The Duke player, who is Black, was apparently called a racial slur by a BYU fan sitting in the student section.
Sunday, Duke confirmed the incident from Friday and said Saturday's match against Rider was moved to a different location.
Duke officials also provided a statement about the incident:
"First and foremost, our priority is the well-being of Duke student-athletes," said Duke Vice President & Director of Athletics Nina King. "They should always have the opportunity to compete in an inclusive, anti-racist environment (that) promotes equality and fair play. Following extremely unfortunate circumstances at Friday night's match at BYU, we are compelled to shift today's match against Rider to a different location to afford both teams the safest atmosphere for competition. We are appreciative of the support from BYU's athletic administration as we navigate this troubling situation. I have been in touch with the student-athletes who have been deeply impacted, will continue to support them in every way possible and look forward to connecting further upon their return from Provo."
One of the players (Rachael Richardson) who was subjected to the barrage of slurs, insults and threats also released a statement via Twitter on behalf of herself and the other targeted players. Richardson, a Duke sophomore, said she and her fellow African American teammates were racially heckled throughout the entire game and as the slurs grew into threats they no longer felt safe.
She said the players struggled to play at their best level because of being concerned about their safety. Richardson goes on to say she doesn't think BYU handled the situation well after it was brought to the school's attention. She said the incident is not a reflection of the BYU players.

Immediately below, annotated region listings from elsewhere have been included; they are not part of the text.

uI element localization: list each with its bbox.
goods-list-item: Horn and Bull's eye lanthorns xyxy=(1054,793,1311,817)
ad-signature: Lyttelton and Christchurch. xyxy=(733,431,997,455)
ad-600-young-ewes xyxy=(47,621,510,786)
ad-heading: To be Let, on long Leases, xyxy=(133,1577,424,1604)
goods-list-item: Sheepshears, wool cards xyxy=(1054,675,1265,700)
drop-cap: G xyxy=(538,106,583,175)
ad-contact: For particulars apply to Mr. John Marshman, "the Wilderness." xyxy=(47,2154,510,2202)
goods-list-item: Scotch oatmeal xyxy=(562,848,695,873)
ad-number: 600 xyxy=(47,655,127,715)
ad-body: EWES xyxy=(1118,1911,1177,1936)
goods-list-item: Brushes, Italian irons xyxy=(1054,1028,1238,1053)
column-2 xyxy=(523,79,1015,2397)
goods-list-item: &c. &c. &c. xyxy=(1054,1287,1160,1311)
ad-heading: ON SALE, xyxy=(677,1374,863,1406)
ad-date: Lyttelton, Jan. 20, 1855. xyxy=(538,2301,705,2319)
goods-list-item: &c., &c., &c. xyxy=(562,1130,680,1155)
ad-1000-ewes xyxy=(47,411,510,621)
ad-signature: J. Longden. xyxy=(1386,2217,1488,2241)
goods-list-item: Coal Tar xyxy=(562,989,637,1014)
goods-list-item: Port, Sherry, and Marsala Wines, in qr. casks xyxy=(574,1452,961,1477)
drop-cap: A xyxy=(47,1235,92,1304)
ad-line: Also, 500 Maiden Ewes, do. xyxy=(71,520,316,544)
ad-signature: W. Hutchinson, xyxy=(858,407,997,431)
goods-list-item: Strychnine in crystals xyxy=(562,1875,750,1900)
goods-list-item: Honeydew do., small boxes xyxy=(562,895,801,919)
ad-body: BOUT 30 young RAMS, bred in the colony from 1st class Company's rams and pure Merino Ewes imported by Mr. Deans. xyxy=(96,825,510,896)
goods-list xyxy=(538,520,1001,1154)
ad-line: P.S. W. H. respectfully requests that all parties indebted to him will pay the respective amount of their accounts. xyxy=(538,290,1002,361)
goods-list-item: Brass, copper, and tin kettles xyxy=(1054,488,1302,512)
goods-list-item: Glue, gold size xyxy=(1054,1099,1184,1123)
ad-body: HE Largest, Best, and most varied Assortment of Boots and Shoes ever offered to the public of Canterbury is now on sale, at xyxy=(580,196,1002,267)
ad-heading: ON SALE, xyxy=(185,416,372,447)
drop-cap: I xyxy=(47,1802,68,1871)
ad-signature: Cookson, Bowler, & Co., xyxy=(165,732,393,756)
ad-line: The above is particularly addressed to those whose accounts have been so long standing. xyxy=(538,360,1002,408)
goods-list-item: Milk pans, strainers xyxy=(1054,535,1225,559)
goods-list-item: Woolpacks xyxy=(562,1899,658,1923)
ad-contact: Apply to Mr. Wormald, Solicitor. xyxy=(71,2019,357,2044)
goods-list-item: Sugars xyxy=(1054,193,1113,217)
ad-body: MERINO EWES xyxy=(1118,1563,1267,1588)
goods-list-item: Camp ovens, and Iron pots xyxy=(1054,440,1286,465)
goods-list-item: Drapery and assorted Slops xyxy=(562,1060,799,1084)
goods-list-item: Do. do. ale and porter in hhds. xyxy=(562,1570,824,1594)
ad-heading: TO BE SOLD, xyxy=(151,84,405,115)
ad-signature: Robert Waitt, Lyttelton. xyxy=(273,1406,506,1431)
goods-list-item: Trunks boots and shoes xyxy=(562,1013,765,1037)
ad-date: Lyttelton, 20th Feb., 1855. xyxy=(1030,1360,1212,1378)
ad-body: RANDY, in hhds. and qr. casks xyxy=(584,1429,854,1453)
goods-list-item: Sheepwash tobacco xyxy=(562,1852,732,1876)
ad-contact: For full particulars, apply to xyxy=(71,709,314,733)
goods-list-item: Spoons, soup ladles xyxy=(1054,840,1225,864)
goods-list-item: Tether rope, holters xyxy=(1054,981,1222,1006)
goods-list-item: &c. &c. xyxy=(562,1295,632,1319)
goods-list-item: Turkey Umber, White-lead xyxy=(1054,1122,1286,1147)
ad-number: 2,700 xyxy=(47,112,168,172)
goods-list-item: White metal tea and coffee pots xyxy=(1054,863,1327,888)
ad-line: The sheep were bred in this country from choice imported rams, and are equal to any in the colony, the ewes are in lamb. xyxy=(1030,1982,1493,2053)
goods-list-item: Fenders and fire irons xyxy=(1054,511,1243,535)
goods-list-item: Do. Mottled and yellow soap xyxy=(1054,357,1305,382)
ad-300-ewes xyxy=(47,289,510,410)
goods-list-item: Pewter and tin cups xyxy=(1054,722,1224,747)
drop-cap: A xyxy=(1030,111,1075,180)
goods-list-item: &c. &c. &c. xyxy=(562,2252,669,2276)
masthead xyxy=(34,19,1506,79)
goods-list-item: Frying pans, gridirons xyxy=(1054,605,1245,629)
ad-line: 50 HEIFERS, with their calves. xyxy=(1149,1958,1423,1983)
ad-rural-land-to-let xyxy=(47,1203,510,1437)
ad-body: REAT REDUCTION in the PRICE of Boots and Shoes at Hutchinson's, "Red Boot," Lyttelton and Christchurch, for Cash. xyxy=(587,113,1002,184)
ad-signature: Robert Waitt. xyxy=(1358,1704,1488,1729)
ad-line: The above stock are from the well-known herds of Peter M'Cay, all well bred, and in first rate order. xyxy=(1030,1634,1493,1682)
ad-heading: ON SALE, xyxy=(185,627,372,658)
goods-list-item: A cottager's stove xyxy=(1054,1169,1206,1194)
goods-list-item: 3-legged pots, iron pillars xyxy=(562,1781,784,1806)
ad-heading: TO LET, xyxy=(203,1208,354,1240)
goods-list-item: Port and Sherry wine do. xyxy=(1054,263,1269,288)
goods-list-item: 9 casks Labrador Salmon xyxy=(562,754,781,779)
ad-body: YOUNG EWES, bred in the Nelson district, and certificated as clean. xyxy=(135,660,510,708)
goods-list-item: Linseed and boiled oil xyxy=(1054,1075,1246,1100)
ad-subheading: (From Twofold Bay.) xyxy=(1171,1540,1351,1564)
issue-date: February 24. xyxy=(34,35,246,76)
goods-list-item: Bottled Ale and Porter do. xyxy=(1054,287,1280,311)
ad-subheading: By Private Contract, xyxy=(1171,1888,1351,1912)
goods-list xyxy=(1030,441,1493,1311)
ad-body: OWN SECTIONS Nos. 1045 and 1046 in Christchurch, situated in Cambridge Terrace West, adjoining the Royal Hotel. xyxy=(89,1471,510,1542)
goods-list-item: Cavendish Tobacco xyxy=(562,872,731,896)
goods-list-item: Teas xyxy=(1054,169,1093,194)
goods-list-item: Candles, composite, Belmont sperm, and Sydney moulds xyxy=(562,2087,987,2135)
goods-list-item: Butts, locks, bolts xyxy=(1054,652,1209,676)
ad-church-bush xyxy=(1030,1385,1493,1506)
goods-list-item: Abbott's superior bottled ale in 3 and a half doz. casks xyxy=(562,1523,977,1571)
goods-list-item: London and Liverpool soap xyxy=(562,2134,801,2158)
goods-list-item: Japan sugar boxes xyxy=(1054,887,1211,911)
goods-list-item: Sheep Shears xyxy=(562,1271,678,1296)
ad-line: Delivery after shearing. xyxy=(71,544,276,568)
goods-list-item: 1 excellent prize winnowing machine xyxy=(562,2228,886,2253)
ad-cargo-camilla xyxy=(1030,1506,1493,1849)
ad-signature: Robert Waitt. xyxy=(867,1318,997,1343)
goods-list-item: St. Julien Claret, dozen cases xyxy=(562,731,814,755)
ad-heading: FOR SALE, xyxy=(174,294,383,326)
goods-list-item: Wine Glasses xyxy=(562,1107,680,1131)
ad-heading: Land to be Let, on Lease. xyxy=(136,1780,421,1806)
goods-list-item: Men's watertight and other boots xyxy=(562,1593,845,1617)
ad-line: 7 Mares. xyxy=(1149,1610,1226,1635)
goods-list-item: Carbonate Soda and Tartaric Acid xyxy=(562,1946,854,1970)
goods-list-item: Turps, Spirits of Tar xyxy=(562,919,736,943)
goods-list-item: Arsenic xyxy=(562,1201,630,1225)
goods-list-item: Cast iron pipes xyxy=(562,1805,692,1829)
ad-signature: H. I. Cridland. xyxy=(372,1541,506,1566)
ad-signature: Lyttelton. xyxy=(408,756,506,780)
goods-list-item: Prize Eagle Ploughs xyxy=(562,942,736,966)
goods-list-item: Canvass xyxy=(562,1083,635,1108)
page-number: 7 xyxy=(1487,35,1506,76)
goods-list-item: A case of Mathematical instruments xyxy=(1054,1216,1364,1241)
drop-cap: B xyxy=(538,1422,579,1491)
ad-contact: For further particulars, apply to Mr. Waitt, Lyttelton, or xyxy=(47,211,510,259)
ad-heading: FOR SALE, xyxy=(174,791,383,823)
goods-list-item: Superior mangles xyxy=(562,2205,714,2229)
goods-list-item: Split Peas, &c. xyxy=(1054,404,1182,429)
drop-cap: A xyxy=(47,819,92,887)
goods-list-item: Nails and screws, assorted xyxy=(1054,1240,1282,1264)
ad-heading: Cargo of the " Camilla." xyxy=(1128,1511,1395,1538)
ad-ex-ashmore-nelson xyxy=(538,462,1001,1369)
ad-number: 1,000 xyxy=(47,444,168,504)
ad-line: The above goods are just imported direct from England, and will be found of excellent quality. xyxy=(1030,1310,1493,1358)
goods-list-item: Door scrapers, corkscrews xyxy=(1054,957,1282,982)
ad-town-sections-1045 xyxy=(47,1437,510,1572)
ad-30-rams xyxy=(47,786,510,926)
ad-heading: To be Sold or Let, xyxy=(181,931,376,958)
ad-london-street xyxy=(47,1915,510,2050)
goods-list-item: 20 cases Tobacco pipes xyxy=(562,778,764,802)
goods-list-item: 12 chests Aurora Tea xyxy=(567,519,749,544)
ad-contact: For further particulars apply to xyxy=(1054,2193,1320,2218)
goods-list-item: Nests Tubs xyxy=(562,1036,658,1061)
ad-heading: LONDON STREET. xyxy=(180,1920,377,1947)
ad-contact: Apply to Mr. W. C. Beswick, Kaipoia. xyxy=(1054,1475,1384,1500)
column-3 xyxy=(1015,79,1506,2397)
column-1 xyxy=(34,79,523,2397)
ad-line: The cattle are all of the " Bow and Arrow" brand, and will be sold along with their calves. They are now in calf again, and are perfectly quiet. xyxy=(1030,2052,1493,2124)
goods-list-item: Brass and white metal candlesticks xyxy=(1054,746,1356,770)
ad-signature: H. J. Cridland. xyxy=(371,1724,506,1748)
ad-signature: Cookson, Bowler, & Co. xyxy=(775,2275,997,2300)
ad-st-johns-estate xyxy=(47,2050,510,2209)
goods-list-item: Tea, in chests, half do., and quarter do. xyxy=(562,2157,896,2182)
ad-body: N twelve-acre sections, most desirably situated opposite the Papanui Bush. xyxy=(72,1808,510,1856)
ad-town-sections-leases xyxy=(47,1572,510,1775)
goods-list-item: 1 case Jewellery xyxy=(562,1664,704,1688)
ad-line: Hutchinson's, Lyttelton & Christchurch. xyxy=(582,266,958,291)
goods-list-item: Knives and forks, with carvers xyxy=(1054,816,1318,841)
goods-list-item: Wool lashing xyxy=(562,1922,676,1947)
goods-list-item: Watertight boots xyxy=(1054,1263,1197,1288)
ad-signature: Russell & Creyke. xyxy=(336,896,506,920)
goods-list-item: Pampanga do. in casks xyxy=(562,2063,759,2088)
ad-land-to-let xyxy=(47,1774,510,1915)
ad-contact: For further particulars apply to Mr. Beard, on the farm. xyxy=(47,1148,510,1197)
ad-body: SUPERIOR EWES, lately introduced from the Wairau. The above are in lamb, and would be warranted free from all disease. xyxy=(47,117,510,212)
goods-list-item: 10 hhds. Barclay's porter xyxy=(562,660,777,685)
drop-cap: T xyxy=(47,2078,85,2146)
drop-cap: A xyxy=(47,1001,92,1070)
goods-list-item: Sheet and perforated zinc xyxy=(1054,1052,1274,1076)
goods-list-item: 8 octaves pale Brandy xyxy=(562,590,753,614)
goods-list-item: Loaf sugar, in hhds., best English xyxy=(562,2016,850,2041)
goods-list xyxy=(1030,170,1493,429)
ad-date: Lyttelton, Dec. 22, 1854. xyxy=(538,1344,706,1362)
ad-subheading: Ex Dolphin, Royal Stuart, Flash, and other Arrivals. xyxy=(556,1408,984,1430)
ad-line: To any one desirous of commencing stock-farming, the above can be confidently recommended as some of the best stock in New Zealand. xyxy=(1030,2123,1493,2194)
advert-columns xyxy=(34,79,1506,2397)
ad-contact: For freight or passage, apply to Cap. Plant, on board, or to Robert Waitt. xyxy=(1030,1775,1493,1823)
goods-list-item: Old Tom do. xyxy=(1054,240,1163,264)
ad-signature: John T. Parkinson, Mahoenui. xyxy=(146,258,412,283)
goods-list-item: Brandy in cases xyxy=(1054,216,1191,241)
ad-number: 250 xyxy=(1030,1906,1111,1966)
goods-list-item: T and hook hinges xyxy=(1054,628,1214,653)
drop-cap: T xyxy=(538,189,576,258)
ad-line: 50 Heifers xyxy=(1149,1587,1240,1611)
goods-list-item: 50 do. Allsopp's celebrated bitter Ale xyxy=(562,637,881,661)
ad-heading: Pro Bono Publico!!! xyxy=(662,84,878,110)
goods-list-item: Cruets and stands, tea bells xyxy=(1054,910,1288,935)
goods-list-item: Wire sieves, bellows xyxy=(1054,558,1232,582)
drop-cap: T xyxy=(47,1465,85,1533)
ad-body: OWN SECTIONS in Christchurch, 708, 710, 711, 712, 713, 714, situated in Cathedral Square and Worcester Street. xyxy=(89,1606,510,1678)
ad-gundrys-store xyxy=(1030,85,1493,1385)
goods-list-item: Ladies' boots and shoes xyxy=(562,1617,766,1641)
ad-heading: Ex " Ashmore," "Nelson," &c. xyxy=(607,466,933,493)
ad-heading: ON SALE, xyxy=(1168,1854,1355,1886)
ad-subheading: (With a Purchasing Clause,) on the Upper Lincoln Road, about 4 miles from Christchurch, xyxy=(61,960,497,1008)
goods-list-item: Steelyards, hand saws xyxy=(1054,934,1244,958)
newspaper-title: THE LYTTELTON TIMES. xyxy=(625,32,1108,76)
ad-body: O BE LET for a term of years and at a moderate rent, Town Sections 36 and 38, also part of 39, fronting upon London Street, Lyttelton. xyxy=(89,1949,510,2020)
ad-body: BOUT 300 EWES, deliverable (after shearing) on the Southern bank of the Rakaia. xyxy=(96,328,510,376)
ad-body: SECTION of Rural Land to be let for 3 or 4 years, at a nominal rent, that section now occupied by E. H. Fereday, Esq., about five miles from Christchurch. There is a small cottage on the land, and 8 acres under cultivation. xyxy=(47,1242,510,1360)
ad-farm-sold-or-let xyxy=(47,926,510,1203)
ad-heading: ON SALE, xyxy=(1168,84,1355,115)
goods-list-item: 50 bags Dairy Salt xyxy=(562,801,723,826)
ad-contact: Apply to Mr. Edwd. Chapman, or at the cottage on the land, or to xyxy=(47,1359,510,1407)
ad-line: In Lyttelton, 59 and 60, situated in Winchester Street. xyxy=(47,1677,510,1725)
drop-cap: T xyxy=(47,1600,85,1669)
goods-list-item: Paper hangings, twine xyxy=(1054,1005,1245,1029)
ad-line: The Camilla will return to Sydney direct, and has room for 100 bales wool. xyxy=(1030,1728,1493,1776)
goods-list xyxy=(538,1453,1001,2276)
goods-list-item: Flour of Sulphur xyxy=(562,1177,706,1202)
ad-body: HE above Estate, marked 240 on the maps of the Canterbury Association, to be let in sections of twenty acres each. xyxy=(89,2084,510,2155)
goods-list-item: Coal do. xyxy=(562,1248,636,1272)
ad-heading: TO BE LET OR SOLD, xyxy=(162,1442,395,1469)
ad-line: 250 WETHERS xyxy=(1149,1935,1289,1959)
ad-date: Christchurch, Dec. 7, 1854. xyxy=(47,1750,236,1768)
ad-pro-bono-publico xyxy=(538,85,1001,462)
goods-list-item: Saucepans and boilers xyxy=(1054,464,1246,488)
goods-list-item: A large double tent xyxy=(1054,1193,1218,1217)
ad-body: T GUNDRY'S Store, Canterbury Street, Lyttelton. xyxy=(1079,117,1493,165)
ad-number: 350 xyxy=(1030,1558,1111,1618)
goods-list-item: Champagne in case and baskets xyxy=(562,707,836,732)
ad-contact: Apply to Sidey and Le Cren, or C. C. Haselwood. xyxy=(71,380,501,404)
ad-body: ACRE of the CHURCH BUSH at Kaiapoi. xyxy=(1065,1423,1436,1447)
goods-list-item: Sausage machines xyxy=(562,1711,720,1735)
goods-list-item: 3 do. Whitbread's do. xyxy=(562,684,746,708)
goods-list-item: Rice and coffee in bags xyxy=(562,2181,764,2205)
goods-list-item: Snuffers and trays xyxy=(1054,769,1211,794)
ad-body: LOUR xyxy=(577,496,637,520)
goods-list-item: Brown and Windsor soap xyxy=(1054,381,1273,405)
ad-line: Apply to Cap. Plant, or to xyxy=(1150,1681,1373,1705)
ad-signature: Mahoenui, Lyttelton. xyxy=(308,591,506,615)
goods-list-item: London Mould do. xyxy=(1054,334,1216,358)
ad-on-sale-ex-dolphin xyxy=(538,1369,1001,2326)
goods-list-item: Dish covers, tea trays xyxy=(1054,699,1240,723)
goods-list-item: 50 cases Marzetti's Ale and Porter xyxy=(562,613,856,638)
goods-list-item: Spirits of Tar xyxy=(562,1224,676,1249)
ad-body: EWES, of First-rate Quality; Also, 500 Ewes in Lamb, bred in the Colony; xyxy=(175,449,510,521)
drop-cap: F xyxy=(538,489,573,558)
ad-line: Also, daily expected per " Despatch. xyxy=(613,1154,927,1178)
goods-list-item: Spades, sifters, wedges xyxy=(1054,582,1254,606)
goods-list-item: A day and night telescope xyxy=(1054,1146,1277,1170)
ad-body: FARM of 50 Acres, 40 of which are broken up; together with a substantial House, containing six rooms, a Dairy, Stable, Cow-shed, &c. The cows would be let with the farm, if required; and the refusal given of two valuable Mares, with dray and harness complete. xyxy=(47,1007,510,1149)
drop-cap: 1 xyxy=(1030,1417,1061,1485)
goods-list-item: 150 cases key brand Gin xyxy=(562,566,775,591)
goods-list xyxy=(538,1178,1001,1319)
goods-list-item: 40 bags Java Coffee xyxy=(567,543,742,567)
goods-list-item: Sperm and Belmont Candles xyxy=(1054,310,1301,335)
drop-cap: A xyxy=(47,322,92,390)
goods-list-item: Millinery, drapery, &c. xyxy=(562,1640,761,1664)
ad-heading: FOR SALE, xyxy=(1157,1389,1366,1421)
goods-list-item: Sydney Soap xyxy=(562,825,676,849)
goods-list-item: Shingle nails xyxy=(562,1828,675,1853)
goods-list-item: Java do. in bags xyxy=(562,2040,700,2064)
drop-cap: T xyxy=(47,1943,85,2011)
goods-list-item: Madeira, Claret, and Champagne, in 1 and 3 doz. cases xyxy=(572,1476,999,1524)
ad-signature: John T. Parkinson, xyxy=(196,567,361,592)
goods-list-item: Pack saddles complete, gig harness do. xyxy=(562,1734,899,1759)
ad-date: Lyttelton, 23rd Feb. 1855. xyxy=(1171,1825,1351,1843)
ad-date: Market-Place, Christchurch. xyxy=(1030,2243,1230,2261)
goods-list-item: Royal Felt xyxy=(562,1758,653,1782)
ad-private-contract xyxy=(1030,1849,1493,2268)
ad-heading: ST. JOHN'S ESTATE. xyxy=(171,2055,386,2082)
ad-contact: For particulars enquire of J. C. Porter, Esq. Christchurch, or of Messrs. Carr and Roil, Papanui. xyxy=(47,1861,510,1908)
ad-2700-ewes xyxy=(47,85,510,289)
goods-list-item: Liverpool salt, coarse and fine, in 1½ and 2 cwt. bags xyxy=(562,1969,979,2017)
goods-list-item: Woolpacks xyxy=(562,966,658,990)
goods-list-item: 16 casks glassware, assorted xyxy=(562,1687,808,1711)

BYU's athletics director Tom Holmoe addressed fans before Saturday's match.
BYU said that the fan was not a student at the university and the person has been banned from athletic events.
On Saturday, Duke released a statementt that read in part: "Our Duke student-athletes should always have the opportunity to compete in an inclusive ... anti-racist environment which promotes equality and fair play."
BYU's Athletic Department responded to the incident by saying, "All of God's children deserve love and respect ... and BYU Athletics is completely committed to leading out in abandoning attitudes and actions of prejudice of any kind and rooting out racism."
BYU also said it "wholeheartedly" apologized to Duke University and "especially its student-athletes."
The godmother of Rachel Richardson, the Duke player, first drew attention to the incident on social media and later tweeted a statement, saying in part, that "we must, as a country, do better."